Contesting a Will: 10 Tips to Keep in Mind

By Patrick Smith, Head of Aristone Solicitors Contentious Probate Department

Many people seeking advice on contesting a will may have received well-meaning but inaccurate advice. Here are some straightforward do’s and don’ts to guide you through this process:


1. Look Before You Leap:
– Understand the potential financial loss if your challenge fails.

2. Consider Family Impacts:
– Think about the possible impact on relationships within your family.

3. Seek Legal Advice:
– Consult with legal experts like Aristone Solicitors. for the help and support you need.

4. Understand the Chances:
– Clarify the likelihood of success, potential outcomes, costs, and time involved.

5. Know Your Priorities:
– Determine what would constitute a “win” for you in terms of the estate.

6. Evaluate Costs:
– Understand the financial implications of pursuing or abandoning the challenge.

7. Assess Your Risk Approach:
– Consider your risk tolerance and whether the challenge is worth the potential stress.

8. Know Your Funding Options:
– Explore payment options, such as Pay As You Go or Deferred Payment Arrangements.


1. Don’t Fixate on Specific Grounds:
– Provide facts to your Solicitor, and together, decide on the best course of action.

2. Consider Other Options:
– If a will contest seems challenging or expensive, explore alternatives like claims under the Inheritance Act 1975.

3. Avoid Sunk Costs:
– If a case appears weaker with new evidence, don’t throw more money into it.

4. Be Realistic About Believability:
– Understand that even if you’re telling the truth, unexpected factors can influence a judge’s perception.

5. Don’t Give Up Easily:
– Many will challenges result in settlements, so persistence can pay off.

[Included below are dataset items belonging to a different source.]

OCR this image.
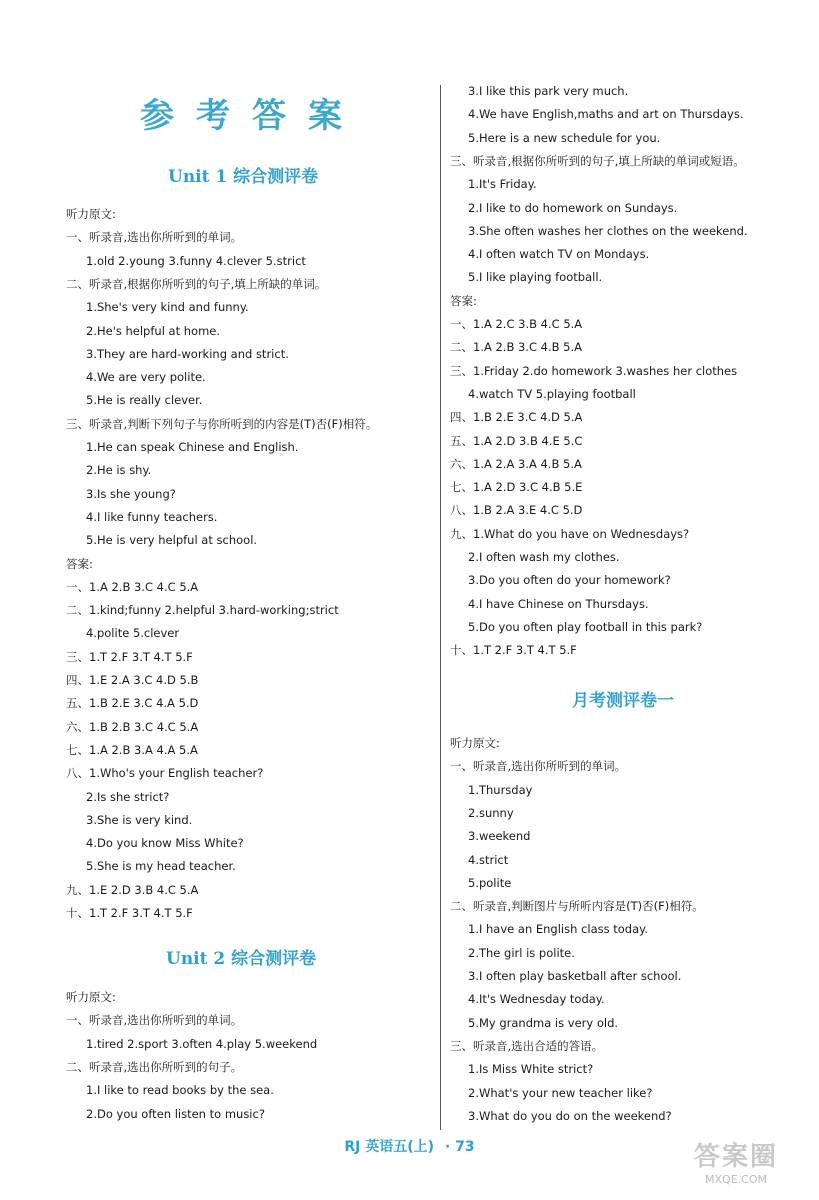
参考答案
Unit 1 综合测评卷
Unit 2 综合测评卷
月考测评卷一
听力原文:
一、听录音,选出你所听到的单词。
1.old 2.young 3.funny 4.clever 5.strict
二、听录音,根据你所听到的句子,填上所缺的单词。
1.She's very kind and funny.
2.He's helpful at home.
3.They are hard-working and strict.
4.We are very polite.
5.He is really clever.
三、听录音,判断下列句子与你所听到的内容是(T)否(F)相符。
1.He can speak Chinese and English.
2.He is shy.
3.Is she young?
4.I like funny teachers.
5.He is very helpful at school.
答案:
一、1.A 2.B 3.C 4.C 5.A
二、1.kind;funny 2.helpful 3.hard-working;strict
4.polite 5.clever
三、1.T 2.F 3.T 4.T 5.F
四、1.E 2.A 3.C 4.D 5.B
五、1.B 2.E 3.C 4.A 5.D
六、1.B 2.B 3.C 4.C 5.A
七、1.A 2.B 3.A 4.A 5.A
八、1.Who's your English teacher?
2.Is she strict?
3.She is very kind.
4.Do you know Miss White?
5.She is my head teacher.
九、1.E 2.D 3.B 4.C 5.A
十、1.T 2.F 3.T 4.T 5.F
听力原文:
一、听录音,选出你所听到的单词。
1.tired 2.sport 3.often 4.play 5.weekend
二、听录音,选出你所听到的句子。
1.I like to read books by the sea.
2.Do you often listen to music?
3.I like this park very much.
4.We have English,maths and art on Thursdays.
5.Here is a new schedule for you.
三、听录音,根据你所听到的句子,填上所缺的单词或短语。
1.It's Friday.
2.I like to do homework on Sundays.
3.She often washes her clothes on the weekend.
4.I often watch TV on Mondays.
5.I like playing football.
答案:
一、1.A 2.C 3.B 4.C 5.A
二、1.A 2.B 3.C 4.B 5.A
三、1.Friday 2.do homework 3.washes her clothes
4.watch TV 5.playing football
四、1.B 2.E 3.C 4.D 5.A
五、1.A 2.D 3.B 4.E 5.C
六、1.A 2.A 3.A 4.B 5.A
七、1.A 2.D 3.C 4.B 5.E
八、1.B 2.A 3.E 4.C 5.D
九、1.What do you have on Wednesdays?
2.I often wash my clothes.
3.Do you often do your homework?
4.I have Chinese on Thursdays.
5.Do you often play football in this park?
十、1.T 2.F 3.T 4.T 5.F
听力原文:
一、听录音,选出你所听到的单词。
1.Thursday
2.sunny
3.weekend
4.strict
5.polite
二、听录音,判断图片与所听内容是(T)否(F)相符。
1.I have an English class today.
2.The girl is polite.
3.I often play basketball after school.
4.It's Wednesday today.
5.My grandma is very old.
三、听录音,选出合适的答语。
1.Is Miss White strict?
2.What's your new teacher like?
3.What do you do on the weekend?
RJ 英语五(上) · 73	答案圈
MXQE.COM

When contemplating whether to contest a will, thorough research is essential for making an informed decision.


Patrick Smith has an extensive 40-year background in handling legal issues, especially in litigation, contentious probate, and wills disputes. To connect with him, reach out to our client relations team using the numbers on our website. Once we gather enough details about your situation, we’ll connect you with Patrick. He’ll then explain the next steps, how we can assist you, and clarify your legal rights.

In our recent cases involving will challenges, we’ve dealt with various situations, including:

1. Helping Family Members: Assisting claimants, executors, and beneficiaries in cases under the Inheritance Act, ensuring fair provision for family members.

2. Settling Property Disputes: Successfully securing a settlement for a wife whose deceased husband had promised her the house but left it to his children from former relationship instead.

3. Defending Beneficiaries: Defending the main beneficiary against claims challenging a will, especially when a relative refused to confirm the will’s validity.

4. Addressing Shredded Will Issues: Gaining consent for the declaration of a previously “shredded” will, resolving complexities around its validity.

5. Revoking Probate Grant: Successfully obtaining a revocation of a probate grant through a consent order, asserting that a later will was invalid due to improper execution.

6. Mediating Financial Settlements: Achieving a financial settlement for a dissatisfied beneficiary through formal mediation, addressing concerns about testamentary capacity and a valid Inheritance Act claim.

7. Ensuring Proper Estate Administration: Securing a declaration, following contested court proceedings, that the deceased’s estate should be administered based on the terms of a previous “mutual” will, aligning with the wishes of the late wife, rather than a later will benefiting the deceased’s family.

Unlocking key legal cases on contested Wills

Banks v Goodfellow [1870]:

For a will to be valid, the person making it (testator) must understand what they’re doing, know the extent of their property, and be able to make decisions without being influenced by mental disorders or delusions. The court ensures that the testator’s mind is sound when making the will.

Fuller v Strum [2002]:

If a will is properly made by someone with the capacity to do so, the court assumes they knew and approved its contents. However, if there are circumstances that raise suspicion, those trying to prove the will must affirmatively show, with more probable evidence, that the testator knew and approved the contents. The court carefully examines all aspects to determine if the will truly reflects the testator’s intentions.

In simpler terms, these cases emphasise the importance of mental capacity when making a will. The court assumes a person knew and agreed to what’s in their will, but if there are doubts, evidence must prove otherwise. The court thoroughly reviews the circumstances to ensure the will accurately represents the person’s wishes.